Learning Code
There is a buzz around artificial intelligence and machine learning and how these can be used as powerful tools
As driverless cars and robot teaching assistants are becoming a reality, Elizabeth Croft, Dean of Engineering, Monash University, Australia, which is known for its strong academic science education, decodes the uses of machine learning and artificial intelligence.
Know the difference
Machine learning (ML) is using large data set to optimise the relationship between inputs and outputs. Mathematical concepts find connections between the input and the output and for that, it uses automation and statistics and takes advantage of the computation power of graphics processing unit. If you look at the human brain, we have synapses that optimise the relationship between inputs or what we see and the output, which are our reactions. We have an input and an output and thus, there are billions of cells in our brain making those relationships. Machine learning uses the same optimisation in a similar way. Artificial Intelligence (AI), on the other hand, is about developing logical relationships between things. So, if you want to understand what cups are and the relationship between a cup, how you hold it and what goes into it, you will then extrapolate that logical relationship about what happens when you use a cup with what happens with a bottle. Although they are of different shapes and can be held differently, there are relationships between what you can put into both. Artificial intelligence can extrapolate knowledge about one thing and use it in another situation. Humans are very good at knowing how to operate in one situation, learn that, go to an entirely different environment, and adapt what they have learnt. While Machine learning can drive cars automatically but it fails when there are things that are out of context.
Opportunities for artificial intelligence
Algorithms are being developed fast so those who can step back from using one particular tool and come up with creative ways on how to use them in various contexts will have the best opportunities. We want people to be creative designers. We want them to be creators and not just coders; those people who can learn machine learning in new ways and come up with thoughtful and ethical ways around using it.
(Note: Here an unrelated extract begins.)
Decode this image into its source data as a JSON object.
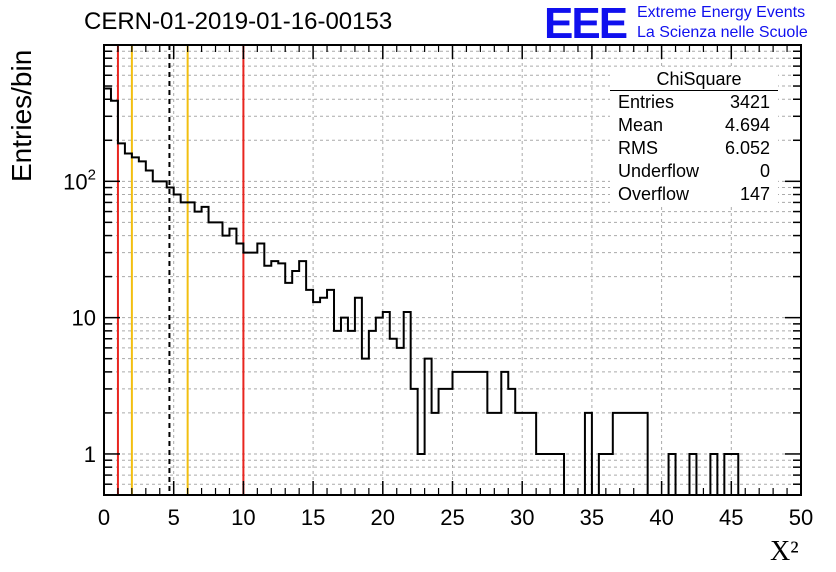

Skills to learn machine learning and artificial intelligence
A strong grounding in mathematics is essential and helpful to understand logic. People worry when they come to engineering, saying I haven’t done coding yet. But it’s about learning the rules, just as you would while learning a new language. If you can write a flow chart, you can code. People who are good designers are able to think about how to use it in another context, make it versatile and robust to different things and deal with exceptions. Logic and design are the skills needed.
Key areas of application
There are big opportunities for AI and ML in social sciences because there is so much data in libraries and policies. We can extract that data and learn from it in ways we haven’t done before. In healthcare, bioinfomatics is a burgeoning area and people with a background in microbiology and genetics will have great opportunities. Similarly, there is immense scope in material sciences. For example, in physiotherapy, while working with people who have had a stroke, engineers have been doing work in using ML to recognise how well someone is doing with an exercise by tracking their movement, how they are recovering, or changing exercise automatically to improve their recovery.
Artificial intelligence and India
AI has huge opportunities for India because of the scale. If you want to optimise city design, the transportation network or banking system which has massive scale, you need to have huge processing power. But the biggest challenge is to make sure that while designing these systems, we do not forget the rules of engagement and ethics.